Wendy Hall named one of UK science's 'outstanding women'
Professor Wendy Hall named one of UK science's outstanding women
International Women's Day, 8 March makes a fitting backdrop for the launch of a contemporary photographic collection celebrating the outstanding achievements of six world-class British women working in the fields of science, engineering and technology (SET) who have achieved leadership positions.
One of these six women is Wendy Hall, Professor of Computer Science at the University of Southampton and Head of the world-leading School of Electronics and Computer Science. She is one of two winners in the category 'Scientific Discovery and SET Innovation'.
Professor Wendy Hall has achieved real research eminence in computer science in the areas of hypermedia, multimedia and knowledge technologies, and now holds important strategic roles in science and technology education and policy formation. She is currently Senior Vice-President of the Royal Academy of Engineering, a member of the Prime Minister's Council for Science and Technology, and was recently appointed to the Scientific Council of the new European Research Council.

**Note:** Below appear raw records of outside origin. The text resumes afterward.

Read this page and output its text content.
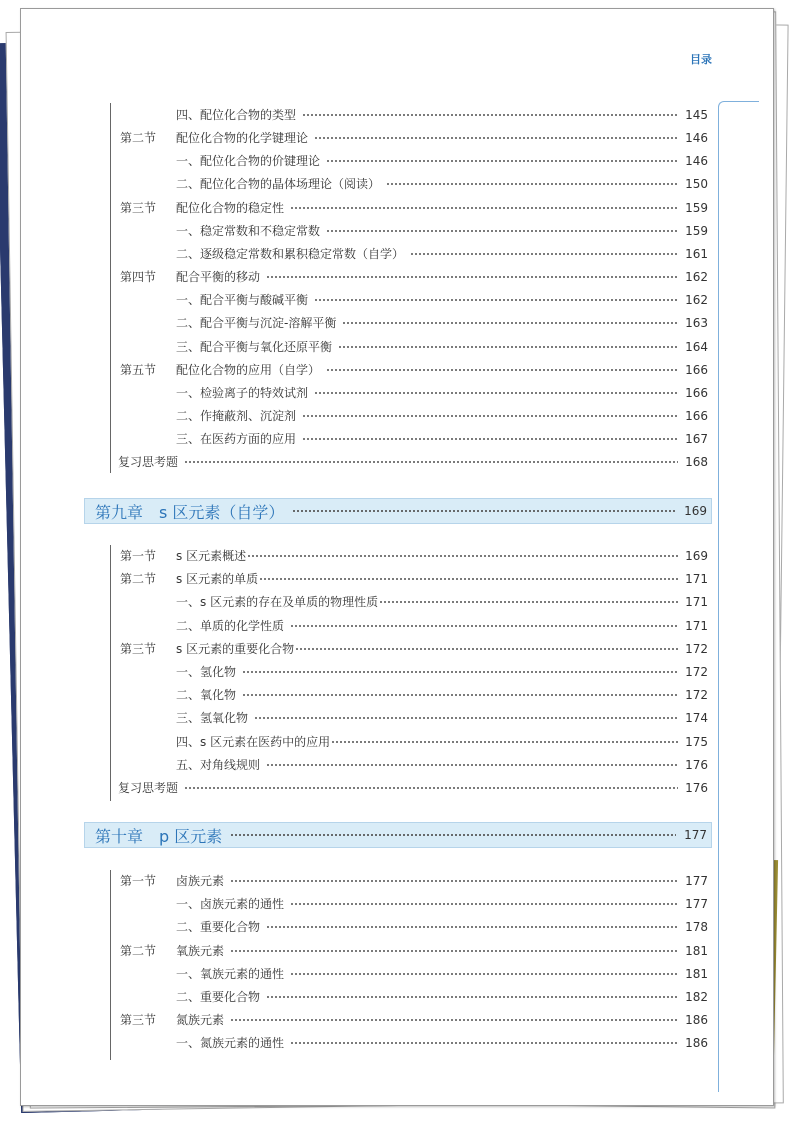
目录
第九章　s 区元素（自学）	169
第十章　p 区元素	177
四、配位化合物的类型	145
第二节	配位化合物的化学键理论	146
一、配位化合物的价键理论	146
二、配位化合物的晶体场理论（阅读）	150
第三节	配位化合物的稳定性	159
一、稳定常数和不稳定常数	159
二、逐级稳定常数和累积稳定常数（自学）	161
第四节	配合平衡的移动	162
一、配合平衡与酸碱平衡	162
二、配合平衡与沉淀-溶解平衡	163
三、配合平衡与氧化还原平衡	164
第五节	配位化合物的应用（自学）	166
一、检验离子的特效试剂	166
二、作掩蔽剂、沉淀剂	166
三、在医药方面的应用	167
复习思考题	168
第一节	s 区元素概述	169
第二节	s 区元素的单质	171
一、s 区元素的存在及单质的物理性质	171
二、单质的化学性质	171
第三节	s 区元素的重要化合物	172
一、氢化物	172
二、氧化物	172
三、氢氧化物	174
四、s 区元素在医药中的应用	175
五、对角线规则	176
复习思考题	176
第一节	卤族元素	177
一、卤族元素的通性	177
二、重要化合物	178
第二节	氧族元素	181
一、氧族元素的通性	181
二、重要化合物	182
第三节	氮族元素	186
一、氮族元素的通性	186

'I am really thrilled to have been named among these six outstanding women and to be part of the collection's foundation,' says Wendy Hall. 'It is a tremendous honour for me to be able to represent women's achievements in science and technology in this way, especially on International Women's Day, and I hope the exhibition will inspire many other women in the future.'
Commissioned by the UK Resource Centre for Women in SET (UKRC) and executed by acclaimed photographer, Robert Taylor, the collection offers a personal and unexpected interpretation of the groundbreaking women. On show for the first time at the British Library at the UKRC's 2nd annual conference on Wednesday 8 March, the visiting collection will be enlarged each year to create a comprehensive and inspiring legacy for future generations.
Rt. Hon Tessa Jowell MP, Minister of State for Culture, Media and Sport and Minister for Women and Equality comments: 'We know that 70 per cent of women with science, engineering and technology qualifications are not working in these professions, so it is particularly appropriate to celebrate those that are making significant contributions. I hope by launching this exhibition on International Women's Day it will not only inspire and encourage more women into SET, helping to create a more equitable and diverse workforce in the UK, but also ensure that women in these fields are included and celebrated as part of our scientific heritage.'
The women featured in the collection come from a variety of backgrounds, united by their outstanding contributions to pioneering work, for which many of them have received international recognition. The photographed women were nominated to take part in the exhibition earlier this year. A judging panel selected two finalists to be photographed in each of the following three categories:
Scientific Discovery and SET Innovation:
Jocelyn Bell Burnell CBE, Visiting Chair in Astrophysics at the University of Oxford, whose research on pulsars was recognised by a Nobel Prize to her supervisor Professor Wendy Hall CBE, Head of School of Electronics & Computer Science at the University of Southampton, one of the world's leading computer scientists Science Communication Professor Kathy Sykes, who holds the Collier Chair for Public Engagement of Science & Engineering at the University of Bristol, regarded as a leading figure in Britain promoting public engagement in science (regular presenter of BBC's Rough Science and other BBC science/society programmes) Dr Maggie Aderin, Senior Project Manager of Space Science at SIRA Technology Ltd, and runs a public engagement company in her spare time aiming to improve the participation of girls and ethnic minorities in science.
Breaking through the Glass Ceiling into Leadership Dr Julia Goodfellow CBE, Chief Executive of the Biotechnology & Biological Research Council, the first female chief executive of any UK research council; Rebecca George OBE, who manages IBM's Central Government Business in the UK and is one of the most senior women in the 25,000 strong company. Her achievements earned her an OBE in 2005.
The supply of scientists and engineers is critical to the UK economy, which is targeting an increase in research and development investment to 2.5 per cent of GDP by 2010. Despite forming half of the working population women represent just 24.1 per cent of those working in SET and of all managers, only 12.5 per cent are women. This is an average and hides even more extremes within certain areas such as physics. The recruitment, retention and progression of women in SET are considered intrinsic to future success.
The portrait collection will be exhibited at various public buildings and galleries throughout the UK; exhibiting opportunities include the National Portrait Gallery, Welsh Assembly and Westminster Hall.
Posted by Joyce Lewis on 08 Mar 2006.